Synthesis and reactivity of [Ir(C2H4)2TpmMe2]PF6 (TpmMe2 = tris(3,5-dimethylpyrazolyl)methane):: Comparison with the analogous TpMe2 derivatives (TpMe2 = hydrotris(3,5-dimethylpyrazolyl)borate)

A series of cationic Ir complexes of the neutral Tpm(Me2) ligand (Tpm(Me2) = tris(3,5-dimethylpyrazolyl)methane) have been-investigated and compared, chemically and structurally, with the analogous derivatives of the monoanionic Tp(Me2) (Tp(Me2) = hydrotris(3,5-dimethylpyrazolyl)borate). The bis(ethene) compound [Ir(C2H4)(2)Tpm(Me2)]PF6 (1) undergoes olefinic C-H activation under very mild conditions to give first [Ir(H)(CH=CH2)(C2H4)Tpm(Me2)](+) (2) (all cationic species described have been isolated in the form of PF6- salts) and subsequently hydride-crotyl products derived from C-C coupling of the hydrocarbon ligands of 2. A different bond-forming reaction has been encountered during the solid-state thermal activation of I (suspended in C6H12), leading to the hydride-alpha,omega-butenyl derivative 4. X-ray studies on the latter compound show close structural analogies with related complexes of the Tp(Me2) ligand and, specifically, a striking similarity of the structural parameters of the IrTpm(Me2) and lrTp(Me2) moieties. Compound 4 reacts with hard donors, giving [Ir(CH2CH2CH2CH2)(L)TPmMe2](+) adducts (9; L = py, NCMe), whereas the soft donors PR3 (R = Me, Et) and CN- allow the isolation of complexes derived from the attack of the soft nucleophile at the internal coordinated olefinic carbon (complexes 10a-c).
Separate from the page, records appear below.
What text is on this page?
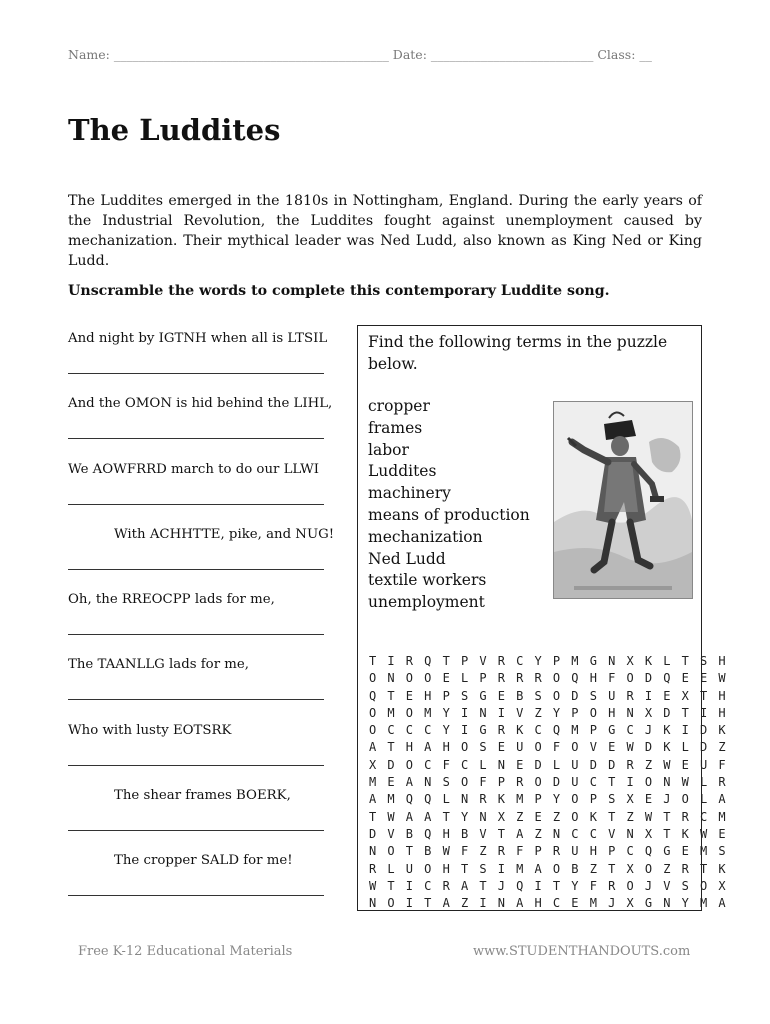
Name: ____________________________________________ Date: __________________________ Class: __
The Luddites

The Luddites emerged in the 1810s in Nottingham, England. During the early years of the Industrial Revolution, the Luddites fought against unemployment caused by mechanization. Their mythical leader was Ned Ludd, also known as King Ned or King Ludd.

Unscramble the words to complete this contemporary Luddite song.

And night by IGTNH when all is LTSIL
And the OMON is hid behind the LIHL,
We AOWFRRD march to do our LLWI
With ACHHTTE, pike, and NUG!
Oh, the RREOCPP lads for me,
The TAANLLG lads for me,
Who with lusty EOTSRK
The shear frames BOERK,
The cropper SALD for me!

Find the following terms in the puzzle below.

cropper
frames
labor
Luddites
machinery
means of production
mechanization
Ned Ludd
textile workers
unemployment
T I R Q T P V R C Y P M G N X K L T S H
O N O O E L P R R R O Q H F O D Q E E W
Q T E H P S G E B S O D S U R I E X T H
O M O M Y I N I V Z Y P O H N X D T I H
O C C C Y I G R K C Q M P G C J K I D K
A T H A H O S E U O F O V E W D K L D Z
X D O C F C L N E D L U D D R Z W E U F
M E A N S O F P R O D U C T I O N W L R
A M Q Q L N R K M P Y O P S X E J O L A
T W A A T Y N X Z E Z O K T Z W T R C M
D V B Q H B V T A Z N C C V N X T K W E
N O T B W F Z R F P R U H P C Q G E M S
R L U O H T S I M A O B Z T X O Z R T K
W T I C R A T J Q I T Y F R O J V S O X
N O I T A Z I N A H C E M J X G N Y M A
Free K-12 Educational Materials	www.STUDENTHANDOUTS.com
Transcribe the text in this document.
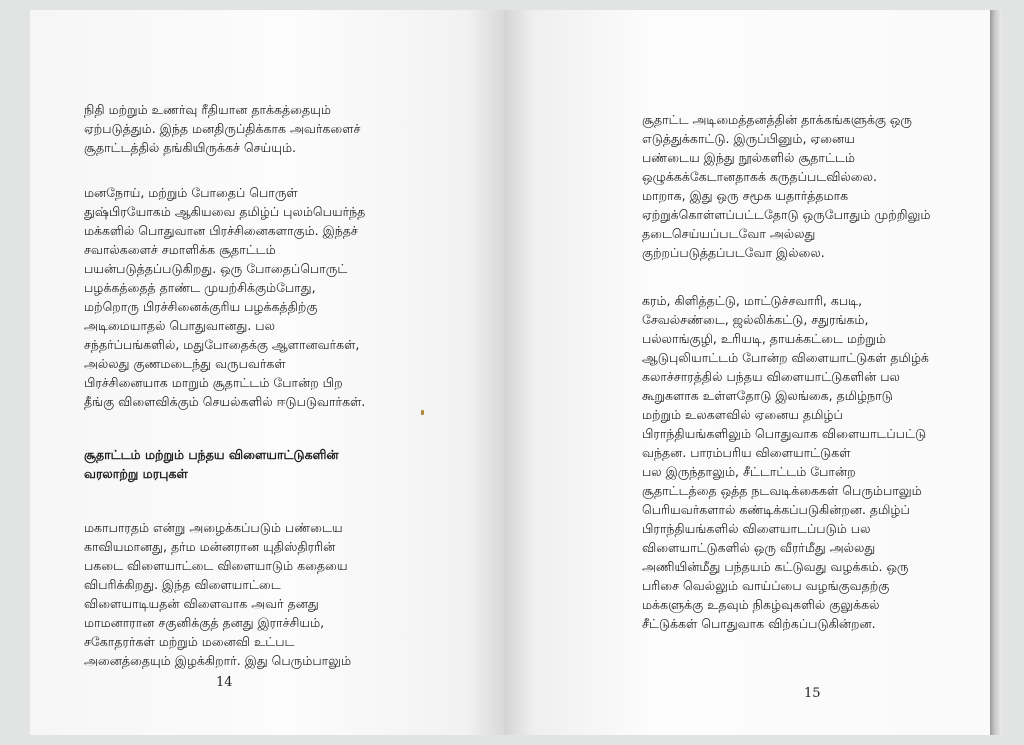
நிதி மற்றும் உணர்வு ரீதியான தாக்கத்தையும்
ஏற்படுத்தும். இந்த மனதிருப்திக்காக அவர்களைச்
சூதாட்டத்தில் தங்கியிருக்கச் செய்யும்.
மனநோய், மற்றும் போதைப் பொருள்
துஷ்பிரயோகம் ஆகியவை தமிழ்ப் புலம்பெயர்ந்த
மக்களில் பொதுவான பிரச்சினைகளாகும். இந்தச்
சவால்களைச் சமாளிக்க சூதாட்டம்
பயன்படுத்தப்படுகிறது. ஒரு போதைப்பொருட்
பழக்கத்தைத் தாண்ட முயற்சிக்கும்போது,
மற்றொரு பிரச்சினைக்குரிய பழக்கத்திற்கு
அடிமையாதல் பொதுவானது. பல
சந்தர்ப்பங்களில், மதுபோதைக்கு ஆளானவர்கள்,
அல்லது குணமடைந்து வருபவர்கள்
பிரச்சினையாக மாறும் சூதாட்டம் போன்ற பிற
தீங்கு விளைவிக்கும் செயல்களில் ஈடுபடுவார்கள்.
சூதாட்டம் மற்றும் பந்தய விளையாட்டுகளின்
வரலாற்று மரபுகள்
மகாபாரதம் என்று அழைக்கப்படும் பண்டைய
காவியமானது, தர்ம மன்னரான யுதிஸ்திரரின்
பகடை விளையாட்டை விளையாடும் கதையை
விபரிக்கிறது. இந்த விளையாட்டை
விளையாடியதன் விளைவாக அவர் தனது
மாமனாரான சகுனிக்குத் தனது இராச்சியம்,
சகோதரர்கள் மற்றும் மனைவி உட்பட
அனைத்தையும் இழக்கிறார். இது பெரும்பாலும்
14
சூதாட்ட அடிமைத்தனத்தின் தாக்கங்களுக்கு ஒரு
எடுத்துக்காட்டு. இருப்பினும், ஏனைய
பண்டைய இந்து நூல்களில் சூதாட்டம்
ஒழுக்கக்கேடானதாகக் கருதப்படவில்லை.
மாறாக, இது ஒரு சமூக யதார்த்தமாக
ஏற்றுக்கொள்ளப்பட்டதோடு ஒருபோதும் முற்றிலும்
தடைசெய்யப்படவோ அல்லது
குற்றப்படுத்தப்படவோ இல்லை.
கரம், கிளித்தட்டு, மாட்டுச்சவாரி, கபடி,
சேவல்சண்டை, ஜல்லிக்கட்டு, சதுரங்கம்,
பல்லாங்குழி, உரியடி, தாயக்கட்டை மற்றும்
ஆடுபுலியாட்டம் போன்ற விளையாட்டுகள் தமிழ்க்
கலாச்சாரத்தில் பந்தய விளையாட்டுகளின் பல
கூறுகளாக உள்ளதோடு இலங்கை, தமிழ்நாடு
மற்றும் உலகளவில் ஏனைய தமிழ்ப்
பிராந்தியங்களிலும் பொதுவாக விளையாடப்பட்டு
வந்தன. பாரம்பரிய விளையாட்டுகள்
பல இருந்தாலும், சீட்டாட்டம் போன்ற
சூதாட்டத்தை ஒத்த நடவடிக்கைகள் பெரும்பாலும்
பெரியவர்களால் கண்டிக்கப்படுகின்றன. தமிழ்ப்
பிராந்தியங்களில் விளையாடப்படும் பல
விளையாட்டுகளில் ஒரு வீரர்மீது அல்லது
அணியின்மீது பந்தயம் கட்டுவது வழக்கம். ஒரு
பரிசை வெல்லும் வாய்ப்பை வழங்குவதற்கு
மக்களுக்கு உதவும் நிகழ்வுகளில் குலுக்கல்
சீட்டுக்கள் பொதுவாக விற்கப்படுகின்றன.
15
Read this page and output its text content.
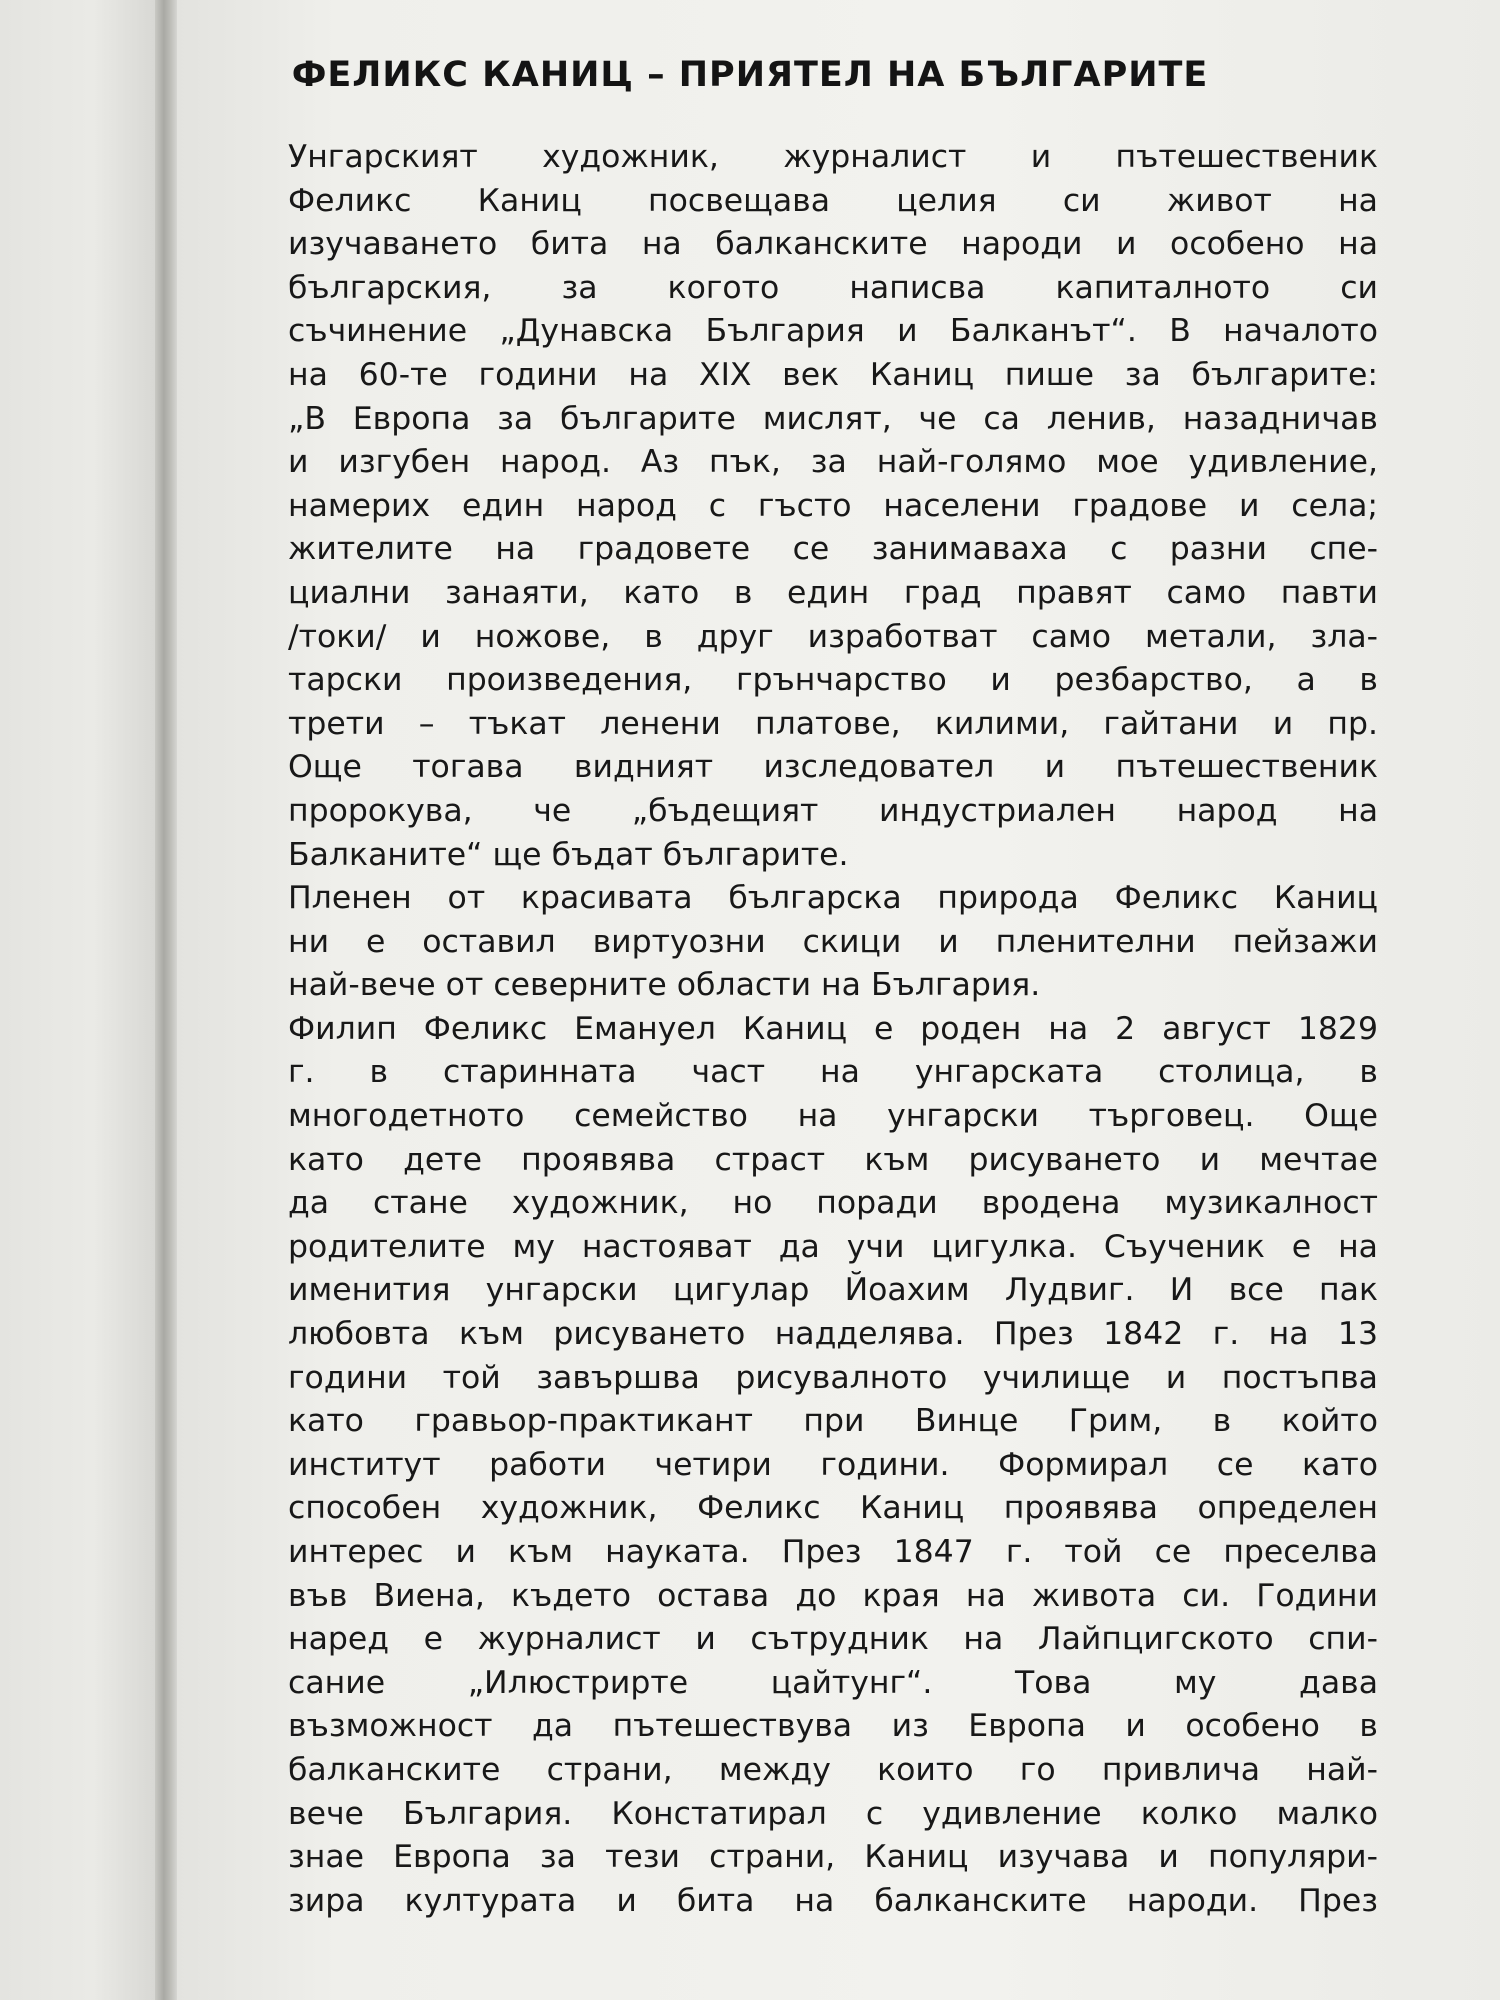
ФЕЛИКС КАНИЦ – ПРИЯТЕЛ НА БЪЛГАРИТЕ
Унгарският художник, журналист и пътешественик
Феликс Каниц посвещава целия си живот на
изучаването бита на балканските народи и особено на
българския, за когото написва капиталното си
съчинение „Дунавска България и Балканът“. В началото
на 60-те години на XIX век Каниц пише за българите:
„В Европа за българите мислят, че са ленив, назадничав
и изгубен народ. Аз пък, за най-голямо мое удивление,
намерих един народ с гъсто населени градове и села;
жителите на градовете се занимаваха с разни спе-
циални занаяти, като в един град правят само павти
/токи/ и ножове, в друг изработват само метали, зла-
тарски произведения, грънчарство и резбарство, а в
трети – тъкат ленени платове, килими, гайтани и пр.
Още тогава видният изследовател и пътешественик
пророкува, че „бъдещият индустриален народ на
Балканите“ ще бъдат българите.
Пленен от красивата българска природа Феликс Каниц
ни е оставил виртуозни скици и пленителни пейзажи
най-вече от северните области на България.
Филип Феликс Емануел Каниц е роден на 2 август 1829
г. в старинната част на унгарската столица, в
многодетното семейство на унгарски търговец. Още
като дете проявява страст към рисуването и мечтае
да стане художник, но поради вродена музикалност
родителите му настояват да учи цигулка. Съученик е на
именития унгарски цигулар Йоахим Лудвиг. И все пак
любовта към рисуването надделява. През 1842 г. на 13
години той завършва рисувалното училище и постъпва
като гравьор-практикант при Винце Грим, в който
институт работи четири години. Формирал се като
способен художник, Феликс Каниц проявява определен
интерес и към науката. През 1847 г. той се преселва
във Виена, където остава до края на живота си. Години
наред е журналист и сътрудник на Лайпцигското спи-
сание „Илюстрирте цайтунг“. Това му дава
възможност да пътешествува из Европа и особено в
балканските страни, между които го привлича най-
вече България. Констатирал с удивление колко малко
знае Европа за тези страни, Каниц изучава и популяри-
зира културата и бита на балканските народи. През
Hydrogenation of I under different experimental conditions permits the production of different hydride products, e.g. [Ir(H)(2)(C2H4)Tpm(Me2)](+) (13) and [Ir(H)(C2H5)(C2H4)Tpm(Me2)](+) (12). Carbene derivatives resulting from the regioselective double C-H bond activation of THF (compounds 11 and 16) have been produced using 4 and 13 as the reactants.